Boston (EE.UU.).- Las autoridades de EE.UU. pidieron ayuda a la ciudadanía para encontrar a los autores de las bombas de Boston, mientras empiezan a emerger los primeros detalles de las explosiones que ayer causaron la muerte a tres personas y heridas a más de 170 durante la maratón de la ciudad.

Más de veinticuatro horas después del suceso, el Gobierno estadounidense sigue sin saber si se trató de un ataque terrorista de inspiración exterior o interior, o la obra de algún individuo aislado, como reconoció el propio presidente Barack Obama, en un nuevo mensaje a la nación.

«Este fue un acto despreciable y cobarde» dijo Obama. «Cada vez que se usan bombas para atacar a civiles inocentes, es un acto de terror».

«Lo que no sabemos todavía es quién llevó a cabo este ataque o por qué, no sabemos si fue planificado y ejecutado por una organización terrorista, extranjera o interior, o si fue el acto de un individuo», dijo Obama. «Pero vamos a averiguarlo. Encontraremos a quien atacó a nuestros ciudadanos y los juzgaremos».

El presidente participará el jueves en una ceremonia ecuménica en Boston por las víctimas de las bombas.

El Buró Federal de Investigaciones (FBI), que dirige y coordina las pesquisas, está examinando unas fotografías en las que aparece una bolsa en el suelo que podría contener uno de los artefactos explosivos utilizados.

Un testigo envió las fotografías a la cadena WHDH, una filial de NBC, que las ha remitido al FBI.

En ellas se muestra la zona cercana a la línea de meta antes y después del suceso, y en la primera puede verse una bolsa cerca de un buzón de correos y reclinada sobre una valla en la que se apoyan los espectadores, bolsa que desaparece en la segunda fotografía tras la explosión.

«Iremos hasta el fin del mundo para encontrar a los responsables de este despreciable crimen», aseguró en conferencia de prensa el agente especial encargado de la oficina del FBI en Boston, Richard DesLauriers.

La policía de Boston y los sindicatos de bomberos de la ciudad han ofrecido una recompensa de 50.000 dólares por cualquier información que lleve a la captura del responsable o responsables de los atentados.

El FBI ha recibido ya más de 2.000 pistas, muchas de las cuales ya han sido analizadas, según indicó DesLauriers, quien señaló que se está haciendo una investigación «metódica», «cuidadosa» y «con sentido de urgencia».

Los atentados serán investigados por la fiscal Carmen Ortiz, de origen puertorriqueño, quien hoy pidió «paciencia» a la ciudadanía hasta que se aclare quiénes planearon este sangriento acto de terror, el primero en doce años en suelo estadounidense.

Carmen Milagros Ortiz, conocida por su firmeza, se convirtió en 2009 en la primera mujer fiscal federal de origen hispano en la historia del estado de Massachusetts y tiene encomendada ahora una difícil tarea.

Paralelamente, comienza a conocerse la verdadera dimensión de la tragedia humana provocada por las explosiones.

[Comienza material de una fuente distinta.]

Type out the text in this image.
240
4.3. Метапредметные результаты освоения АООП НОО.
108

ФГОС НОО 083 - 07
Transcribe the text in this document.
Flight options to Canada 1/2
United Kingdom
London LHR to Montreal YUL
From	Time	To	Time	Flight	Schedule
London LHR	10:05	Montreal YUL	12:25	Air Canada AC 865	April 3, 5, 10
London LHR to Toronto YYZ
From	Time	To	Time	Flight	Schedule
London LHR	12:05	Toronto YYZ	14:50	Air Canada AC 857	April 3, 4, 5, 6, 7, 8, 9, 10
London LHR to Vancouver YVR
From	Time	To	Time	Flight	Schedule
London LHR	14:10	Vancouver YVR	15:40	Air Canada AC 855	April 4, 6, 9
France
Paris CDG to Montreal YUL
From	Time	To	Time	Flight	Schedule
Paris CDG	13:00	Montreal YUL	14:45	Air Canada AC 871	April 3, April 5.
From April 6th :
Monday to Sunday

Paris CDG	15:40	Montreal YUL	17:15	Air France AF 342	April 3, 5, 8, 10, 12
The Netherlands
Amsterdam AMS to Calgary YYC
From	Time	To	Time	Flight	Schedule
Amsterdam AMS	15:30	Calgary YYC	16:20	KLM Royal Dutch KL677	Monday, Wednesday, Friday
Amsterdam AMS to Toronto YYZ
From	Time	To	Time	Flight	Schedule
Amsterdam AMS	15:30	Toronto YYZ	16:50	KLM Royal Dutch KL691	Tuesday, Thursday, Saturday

Hoy se anunciaron las identidades de las tres víctimas mortales: la primera es un niño de 8 años, Martin Richard, que animaba a su padre, participante en la maratón, cerca de la línea de meta.

La hermana pequeña de Martin, de 6 años, sufrió la amputación de una pierna y la madre se encuentra en estado muy grave con heridas de metralla en la cabeza.

La segunda víctima identificada es Krystle Campbell, de 29 años, que todos los años acudía a la meta a animar a los corredores de esta maratón conocida internacionalmente.

«Lo ha estado haciendo desde que era una niña pequeña», declaró a la prensa su abuela, Lillian Campbell, quien contó que la joven fue con una de sus mejores amigas, Karen, quien ha resultado gravemente herida.

La tercera víctima es un estudiante graduado de la Universidad de Boston cuyo nombre todavía no ha sido divulgado.

En medio de tanta tragedia el personal médico y los espectadores que comenzaron a atender a los heridos se han convertido en héroes.

Así, el alcalde, Thomas Menino, que visitó junto con la senadora de Massachusetts, Elizabeth Warren, a algunas de las víctimas, contó que una de ellas, Vitoria, busca a un hombre del que sólo sabe su nombre, Tylor, quien le dijo que era veterano de Afganistán y la sacó en brazos entre los escombros.

Carlos Arredondo, de origen costarricense, se ha convertido en un icono en los medios tras las explosiones, al ser uno de los voluntarios que primero ayudaron a evacuar a los heridos.

Arredondo, pacifista de Florida, fue de los primeros en ayudar a evacuar a uno de los amputados por la deflagración. Su temple, su sombrero vaquero, y una bandera estadounidense ensangrentada, se han convertido en el símbolo de la tragedia.